A Pennsylvania Commonwealth Court recently ruled the state’s insurance commissioner must recalculate how much medical providers must pay into a state-managed fund that helps cover the cost of damage awards in medical malpractice cases.
The Medical Care Availability and Reduction of Error fund, MCARE, was initially established to help control medical malpractice insurance costs. In addition to purchasing private malpractice insurance, healthcare providers must also pay into MCARE.
Assessments for how much providers must contribute are based on several factors, including medical specialty and the geographic areas served.
The Pennsylvania Medical Society, the Hospital & Healthsystem Association of Pennsylvania and the Pennsylvania Podiatric Medical Association petitioned the Commonwealth Court for payment reductions, claiming that their members had been significantly over-charged to support the fund from 2009 to 2011.

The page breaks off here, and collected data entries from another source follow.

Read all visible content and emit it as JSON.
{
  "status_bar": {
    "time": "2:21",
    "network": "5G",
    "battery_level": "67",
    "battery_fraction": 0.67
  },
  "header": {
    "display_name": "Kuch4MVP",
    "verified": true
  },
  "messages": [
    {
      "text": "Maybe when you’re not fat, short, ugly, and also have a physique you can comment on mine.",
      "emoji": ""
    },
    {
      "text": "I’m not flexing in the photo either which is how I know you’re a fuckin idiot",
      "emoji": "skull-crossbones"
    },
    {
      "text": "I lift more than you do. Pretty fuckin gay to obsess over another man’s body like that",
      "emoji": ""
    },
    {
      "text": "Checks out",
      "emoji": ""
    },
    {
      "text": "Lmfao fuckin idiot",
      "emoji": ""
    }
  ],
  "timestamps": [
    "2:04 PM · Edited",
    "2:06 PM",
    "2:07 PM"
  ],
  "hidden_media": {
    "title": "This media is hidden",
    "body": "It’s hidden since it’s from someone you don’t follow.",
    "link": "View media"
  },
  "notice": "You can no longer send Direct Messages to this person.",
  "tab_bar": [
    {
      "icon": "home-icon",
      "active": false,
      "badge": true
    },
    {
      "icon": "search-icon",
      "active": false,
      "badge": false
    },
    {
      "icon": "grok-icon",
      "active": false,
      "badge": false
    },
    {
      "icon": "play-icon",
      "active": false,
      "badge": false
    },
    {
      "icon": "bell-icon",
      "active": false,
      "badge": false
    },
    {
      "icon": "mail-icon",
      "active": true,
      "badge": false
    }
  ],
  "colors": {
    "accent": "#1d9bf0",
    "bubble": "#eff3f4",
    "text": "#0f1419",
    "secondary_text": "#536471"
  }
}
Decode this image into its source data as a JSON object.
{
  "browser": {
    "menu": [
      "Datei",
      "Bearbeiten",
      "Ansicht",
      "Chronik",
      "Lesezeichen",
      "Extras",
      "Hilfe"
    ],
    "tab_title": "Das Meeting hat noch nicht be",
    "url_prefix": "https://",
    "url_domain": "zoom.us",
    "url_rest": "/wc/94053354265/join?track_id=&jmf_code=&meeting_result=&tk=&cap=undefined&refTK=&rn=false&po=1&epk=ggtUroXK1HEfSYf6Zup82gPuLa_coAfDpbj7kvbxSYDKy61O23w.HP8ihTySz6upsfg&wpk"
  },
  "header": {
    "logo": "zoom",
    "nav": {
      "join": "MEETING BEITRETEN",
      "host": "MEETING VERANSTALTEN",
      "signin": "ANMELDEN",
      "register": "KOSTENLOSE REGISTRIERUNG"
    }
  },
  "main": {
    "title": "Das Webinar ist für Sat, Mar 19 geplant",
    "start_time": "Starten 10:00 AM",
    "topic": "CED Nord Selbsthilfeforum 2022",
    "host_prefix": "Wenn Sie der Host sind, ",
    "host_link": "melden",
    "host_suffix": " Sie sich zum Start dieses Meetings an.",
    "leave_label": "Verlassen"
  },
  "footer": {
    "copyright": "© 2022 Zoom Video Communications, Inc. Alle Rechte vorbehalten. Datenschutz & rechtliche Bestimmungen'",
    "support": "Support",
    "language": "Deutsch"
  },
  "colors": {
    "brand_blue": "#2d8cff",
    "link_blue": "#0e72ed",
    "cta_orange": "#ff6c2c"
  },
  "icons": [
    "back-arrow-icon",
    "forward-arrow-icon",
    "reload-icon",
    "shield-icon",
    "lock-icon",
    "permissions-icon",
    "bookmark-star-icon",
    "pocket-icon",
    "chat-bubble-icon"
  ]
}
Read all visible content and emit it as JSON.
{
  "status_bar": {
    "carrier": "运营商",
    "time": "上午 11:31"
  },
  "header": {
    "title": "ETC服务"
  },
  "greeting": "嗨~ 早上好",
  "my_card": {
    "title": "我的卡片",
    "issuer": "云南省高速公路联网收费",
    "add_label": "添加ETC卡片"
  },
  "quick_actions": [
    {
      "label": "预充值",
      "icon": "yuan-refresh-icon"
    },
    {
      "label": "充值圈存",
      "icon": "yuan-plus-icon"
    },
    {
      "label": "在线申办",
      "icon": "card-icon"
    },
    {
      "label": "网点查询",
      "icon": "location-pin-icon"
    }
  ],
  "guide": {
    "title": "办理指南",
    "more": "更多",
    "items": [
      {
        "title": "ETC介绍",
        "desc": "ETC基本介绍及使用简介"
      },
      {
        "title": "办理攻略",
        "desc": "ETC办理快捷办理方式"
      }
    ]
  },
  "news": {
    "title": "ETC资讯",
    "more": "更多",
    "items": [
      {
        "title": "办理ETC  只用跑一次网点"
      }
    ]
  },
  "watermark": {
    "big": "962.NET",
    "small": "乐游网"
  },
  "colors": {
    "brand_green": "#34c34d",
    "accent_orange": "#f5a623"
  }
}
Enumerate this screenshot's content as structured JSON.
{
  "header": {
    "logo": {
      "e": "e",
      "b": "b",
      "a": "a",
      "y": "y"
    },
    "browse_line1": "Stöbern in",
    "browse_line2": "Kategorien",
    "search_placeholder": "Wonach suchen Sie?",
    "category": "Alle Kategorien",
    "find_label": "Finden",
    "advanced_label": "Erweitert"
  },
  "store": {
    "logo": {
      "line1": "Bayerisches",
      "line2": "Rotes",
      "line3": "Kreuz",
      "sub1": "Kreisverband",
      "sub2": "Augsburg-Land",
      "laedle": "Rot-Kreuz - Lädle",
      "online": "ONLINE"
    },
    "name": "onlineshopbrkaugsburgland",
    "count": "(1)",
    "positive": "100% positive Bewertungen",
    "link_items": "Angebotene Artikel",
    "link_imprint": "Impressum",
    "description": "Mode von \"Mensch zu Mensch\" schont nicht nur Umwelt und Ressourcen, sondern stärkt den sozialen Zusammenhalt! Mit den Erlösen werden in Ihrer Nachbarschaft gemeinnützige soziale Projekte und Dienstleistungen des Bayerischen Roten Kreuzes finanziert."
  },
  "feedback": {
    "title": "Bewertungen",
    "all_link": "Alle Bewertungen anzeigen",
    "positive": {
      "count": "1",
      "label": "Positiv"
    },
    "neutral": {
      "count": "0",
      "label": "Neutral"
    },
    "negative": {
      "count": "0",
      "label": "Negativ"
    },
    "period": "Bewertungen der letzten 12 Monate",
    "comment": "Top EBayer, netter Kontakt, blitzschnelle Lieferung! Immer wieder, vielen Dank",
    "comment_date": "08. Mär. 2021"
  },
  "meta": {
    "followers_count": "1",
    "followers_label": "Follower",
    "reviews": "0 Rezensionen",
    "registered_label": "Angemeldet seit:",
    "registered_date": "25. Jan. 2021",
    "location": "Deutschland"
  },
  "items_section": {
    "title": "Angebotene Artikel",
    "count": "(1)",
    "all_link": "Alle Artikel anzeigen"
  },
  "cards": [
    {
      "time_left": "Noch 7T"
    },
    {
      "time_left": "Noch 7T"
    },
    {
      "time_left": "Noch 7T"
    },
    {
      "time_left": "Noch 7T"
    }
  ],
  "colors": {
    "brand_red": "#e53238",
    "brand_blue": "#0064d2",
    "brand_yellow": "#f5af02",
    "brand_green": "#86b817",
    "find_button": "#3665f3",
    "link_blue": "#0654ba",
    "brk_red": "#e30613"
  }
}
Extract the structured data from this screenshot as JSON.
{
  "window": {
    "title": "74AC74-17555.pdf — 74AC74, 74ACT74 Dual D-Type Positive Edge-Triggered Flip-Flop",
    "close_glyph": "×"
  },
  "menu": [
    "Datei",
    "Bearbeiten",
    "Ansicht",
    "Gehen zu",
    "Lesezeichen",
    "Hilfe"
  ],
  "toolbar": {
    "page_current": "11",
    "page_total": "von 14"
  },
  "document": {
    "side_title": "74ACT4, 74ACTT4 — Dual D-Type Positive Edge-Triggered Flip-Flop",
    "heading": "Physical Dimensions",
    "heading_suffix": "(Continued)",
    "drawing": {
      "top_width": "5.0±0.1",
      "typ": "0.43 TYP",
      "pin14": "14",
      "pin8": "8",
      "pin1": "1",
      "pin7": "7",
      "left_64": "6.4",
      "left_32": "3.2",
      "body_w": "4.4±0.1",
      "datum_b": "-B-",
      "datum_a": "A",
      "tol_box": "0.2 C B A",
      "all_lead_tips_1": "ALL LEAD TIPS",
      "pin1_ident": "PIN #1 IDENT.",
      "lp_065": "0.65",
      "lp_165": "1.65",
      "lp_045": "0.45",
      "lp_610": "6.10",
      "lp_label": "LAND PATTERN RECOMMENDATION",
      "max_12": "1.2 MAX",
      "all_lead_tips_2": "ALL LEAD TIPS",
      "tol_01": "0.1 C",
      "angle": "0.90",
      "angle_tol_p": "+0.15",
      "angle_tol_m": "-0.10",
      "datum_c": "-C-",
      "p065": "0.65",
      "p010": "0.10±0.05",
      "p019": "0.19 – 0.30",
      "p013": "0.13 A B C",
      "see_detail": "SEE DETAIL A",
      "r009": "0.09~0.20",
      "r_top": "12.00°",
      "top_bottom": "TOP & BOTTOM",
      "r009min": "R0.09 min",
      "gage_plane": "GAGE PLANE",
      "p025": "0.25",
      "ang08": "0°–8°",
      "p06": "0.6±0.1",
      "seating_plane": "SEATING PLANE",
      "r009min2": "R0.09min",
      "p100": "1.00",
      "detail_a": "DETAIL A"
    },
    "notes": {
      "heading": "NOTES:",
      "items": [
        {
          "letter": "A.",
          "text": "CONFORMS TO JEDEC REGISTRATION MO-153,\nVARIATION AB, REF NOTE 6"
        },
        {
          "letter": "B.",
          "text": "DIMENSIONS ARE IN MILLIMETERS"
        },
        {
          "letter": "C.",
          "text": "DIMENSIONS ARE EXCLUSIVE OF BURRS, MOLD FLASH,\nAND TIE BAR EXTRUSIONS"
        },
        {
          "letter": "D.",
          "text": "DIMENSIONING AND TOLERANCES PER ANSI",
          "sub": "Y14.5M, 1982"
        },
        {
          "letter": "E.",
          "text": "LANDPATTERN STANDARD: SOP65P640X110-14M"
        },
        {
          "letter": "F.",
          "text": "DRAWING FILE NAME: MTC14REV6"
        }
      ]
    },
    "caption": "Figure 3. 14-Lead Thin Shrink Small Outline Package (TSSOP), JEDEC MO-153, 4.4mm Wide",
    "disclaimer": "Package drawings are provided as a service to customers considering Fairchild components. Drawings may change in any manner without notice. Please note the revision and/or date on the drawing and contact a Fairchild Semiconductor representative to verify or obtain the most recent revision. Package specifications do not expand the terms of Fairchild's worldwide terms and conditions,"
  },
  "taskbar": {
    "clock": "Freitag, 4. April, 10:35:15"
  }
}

The medical associations claimed state officials did not properly calculate assessments and neglected to include carryover balances in the fund, which significantly increased the amount medical providers were required to contribute to MCARE during those years.
For example a 2008 carryover balance of $104 million was not included in calculations for 2009 MCARE payments. That year participants paid more than $204 million into the fund.
The Court ruled in favor of recalculating MCARE assessments for the years 2009 through 2011. The total dollar amount overpaid and how it will be awarded back to practitioners still need to be determined.